Tuesday, August 12, 2014

Chosen

     Tuesday, August 12th, 2014

      Remember when you were a kid, standing in a line, back to the wall, as you waited for one of the team captains to pick you?  Dodgeball, tag, capture the flag; no matter the game, that wait was always the worst part.  Nervous sweat running down your face, hands clammy, stomach churning in turmoil.  Names being called, kids leaving the line on both sides...would you be picked?  Would you be the last one standing there?  Did anyone even want you on their team?  Your breaths came faster as you started to panic.  Then finally, you heard your name.  Relief flooded over you, nearly weakening your legs to incapacitation.  Somebody wanted you.  You had been chosen.

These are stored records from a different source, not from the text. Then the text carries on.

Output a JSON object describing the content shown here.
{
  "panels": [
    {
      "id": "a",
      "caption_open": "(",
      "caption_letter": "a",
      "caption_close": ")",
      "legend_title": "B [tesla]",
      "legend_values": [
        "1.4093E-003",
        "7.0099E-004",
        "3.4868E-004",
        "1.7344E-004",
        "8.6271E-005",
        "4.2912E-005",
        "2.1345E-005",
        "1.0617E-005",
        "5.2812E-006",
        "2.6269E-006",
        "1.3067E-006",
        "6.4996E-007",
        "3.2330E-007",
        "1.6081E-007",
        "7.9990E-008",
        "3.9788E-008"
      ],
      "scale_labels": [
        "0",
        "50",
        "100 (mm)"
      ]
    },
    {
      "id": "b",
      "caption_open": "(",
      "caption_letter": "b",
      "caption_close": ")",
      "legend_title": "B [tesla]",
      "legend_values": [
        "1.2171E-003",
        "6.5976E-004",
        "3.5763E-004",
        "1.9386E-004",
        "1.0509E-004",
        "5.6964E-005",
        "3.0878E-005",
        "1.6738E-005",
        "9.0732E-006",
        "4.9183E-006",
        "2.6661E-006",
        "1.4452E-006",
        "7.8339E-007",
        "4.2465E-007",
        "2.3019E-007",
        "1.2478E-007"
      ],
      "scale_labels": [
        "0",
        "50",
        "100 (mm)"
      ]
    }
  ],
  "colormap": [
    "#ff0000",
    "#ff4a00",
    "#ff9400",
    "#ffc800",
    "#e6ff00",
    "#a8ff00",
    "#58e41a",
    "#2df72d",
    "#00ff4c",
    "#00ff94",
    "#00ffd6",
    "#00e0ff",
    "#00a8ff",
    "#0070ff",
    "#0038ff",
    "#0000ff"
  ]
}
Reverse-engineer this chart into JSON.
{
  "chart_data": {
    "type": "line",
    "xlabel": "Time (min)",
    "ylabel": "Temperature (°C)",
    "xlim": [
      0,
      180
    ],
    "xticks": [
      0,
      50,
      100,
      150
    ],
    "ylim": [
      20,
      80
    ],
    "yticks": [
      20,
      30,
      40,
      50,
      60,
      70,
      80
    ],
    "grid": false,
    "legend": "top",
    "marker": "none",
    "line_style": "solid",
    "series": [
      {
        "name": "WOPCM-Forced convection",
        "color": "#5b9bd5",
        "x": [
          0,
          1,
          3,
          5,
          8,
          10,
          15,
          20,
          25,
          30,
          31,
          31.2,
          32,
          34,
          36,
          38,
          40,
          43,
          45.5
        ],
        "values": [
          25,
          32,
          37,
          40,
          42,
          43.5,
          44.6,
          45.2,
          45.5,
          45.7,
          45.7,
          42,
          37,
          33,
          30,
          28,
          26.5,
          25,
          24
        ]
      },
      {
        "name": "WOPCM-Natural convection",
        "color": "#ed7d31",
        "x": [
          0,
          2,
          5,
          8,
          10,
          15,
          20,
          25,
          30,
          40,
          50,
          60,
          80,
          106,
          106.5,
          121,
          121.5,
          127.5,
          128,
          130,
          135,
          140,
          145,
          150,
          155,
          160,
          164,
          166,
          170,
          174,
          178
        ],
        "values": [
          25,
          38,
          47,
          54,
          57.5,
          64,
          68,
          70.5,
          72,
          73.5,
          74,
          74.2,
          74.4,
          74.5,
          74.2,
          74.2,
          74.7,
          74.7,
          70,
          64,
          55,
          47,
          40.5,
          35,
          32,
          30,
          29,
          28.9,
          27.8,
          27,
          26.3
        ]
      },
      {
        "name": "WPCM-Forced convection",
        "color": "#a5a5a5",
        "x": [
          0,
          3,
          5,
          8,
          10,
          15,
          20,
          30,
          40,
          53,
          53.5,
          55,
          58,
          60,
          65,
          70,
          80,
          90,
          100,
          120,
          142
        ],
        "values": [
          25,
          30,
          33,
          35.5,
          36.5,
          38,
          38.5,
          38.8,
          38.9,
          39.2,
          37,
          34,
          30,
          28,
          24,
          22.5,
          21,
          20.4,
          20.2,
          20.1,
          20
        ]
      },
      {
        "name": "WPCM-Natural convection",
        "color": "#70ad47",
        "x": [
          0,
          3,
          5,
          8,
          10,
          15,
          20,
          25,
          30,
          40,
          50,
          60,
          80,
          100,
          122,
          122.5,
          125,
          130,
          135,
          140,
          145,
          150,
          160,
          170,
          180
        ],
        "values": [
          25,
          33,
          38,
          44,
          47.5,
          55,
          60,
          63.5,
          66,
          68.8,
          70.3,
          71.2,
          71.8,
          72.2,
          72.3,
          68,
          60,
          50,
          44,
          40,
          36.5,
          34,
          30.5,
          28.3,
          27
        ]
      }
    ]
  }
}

       Though I was always one of those whose turn to be picked varied (sometimes I was first, sometimes I was last), I know that feeling well.  That feeling of relief, joy, and pride that washes over you when you know someone wants you after all.  Someone thinks you are worth choosing.  It is also the feeling I get when I read the following passage:

"'You are my witnesses,' declares the Lord, 'and my servant
whom I have chosen, so that you may know and
believe Me and understand that I am He.'"
Isaiah 43:10
 
        This isn't just talking about a game of tag.  This is the God of the universe speaking, and He has chosen me to be on His team.  Lil' ol' me.  Just as the knowledge that I am blessed humbles me, this truth uplifts me and gives my life meaning.  If I ever again wonder what I'm doing here and why in the world God ever chose me, the answer is right there.  He chose me so that I may know and believe Him.  So that I may understand who He is.  If I am working toward that goal, as His chosen one, nothing else matters.  He has chosen me.  I will choose Him.
 
"The Lord is my chosen portion and my cup; You hold my lot."
Psalm 16:5
 
 
 
*If this is your first time reading my blog, you may wonder what in the world this entry has to do with Haiti.  Though I am currently in the U.S.A., planning to go back to Haiti soon, I have felt God leading me to share some of the things He has been teaching me in the last few months.  Most of them might not necessarily have a "Haiti focus" but they are truths that God has used in my life to better equip me for serving in Haiti and wherever else He will call me.  Please read my entry titled "I Am Who God Says I Am" for further explanation.  If you want to read about my adventures in Haiti, please enjoy reading my older entries (beginning in 2009).

Friday, August 1, 2014

Blessed

Friday, August 1, 2014
 
 
"I will sing to the Lord, because He has dealt bountifully with me."      Psalm 13:6
 
 
     A while back I read this verse, and it became more of a challenge for me than a praise.  In fact, my immediate response shocked me.  My first inward reaction to the truth in this verse was "Yes, I guess He has, especially compared to 'so and so.'"  "Yes, I guess I am blessed, since this didn't happen to me, like it did to 'so and so.'" 
   
     When I realized where my thought pattern was leading me I forced myself to come to an abrupt halt.  What in the world was I doing?  And was this always my response to the truth that God has blessed me?  The deeper I dug I saw that, unfortunately, this was my typical response.
    
      Why?  Why do I have to compare myself with others to feel truly blessed?  Why don't I feel like He has dealt bountifully with me unless I mull over the trials others are going through?  What it all comes down to, really, is that I have an extremely inadequate understanding of God's grace.  I always have.
 
       Since I was little grace was defined to me as "God giving us what we do not deserve."  What do we deserve, anyway?  Death.  Separation from Him for all eternity.  Sounds a little harsh, huh?  Overwhelming?  Yeah, I thought so, too...probably because it is, for our human minds.  So I always chose not to give it too much thought, 'cause, well, it didn't apply to me, anyway.  I was one of His.  I didn't have to worry about all that stuff that could have happened to me.  I was safe.
 
       That's where I went wrong.  By choosing not to think about where I'd been, where I'd come from, what I did deserve, I'd become calloused to His gifts, undervaluing His blessings.  I didn't recognize His blessings because I didn't understand His grace.  I thought I had to compare myself to others in order to feel blessed.  But God doesn't tell me to "feel" blessed.  He says I am blessed.
 
        So I sat down and began compiling a list of my blessings.  Something I should have gotten around to doing long before now.  It's a long list, and still growing.  I think of more every day.  But you know what?  Even if my list wasn't long, even if it wasn't even a list...even if it only had this one thing: Jesus died for me...as my pastor always used to say: that would be reason enough to praise Him for all eternity.
 
Jesus paid it all
All to Him I owe
Sin had left a crimson stain
He washed it white as snow
 
        That is grace.  I am blessed.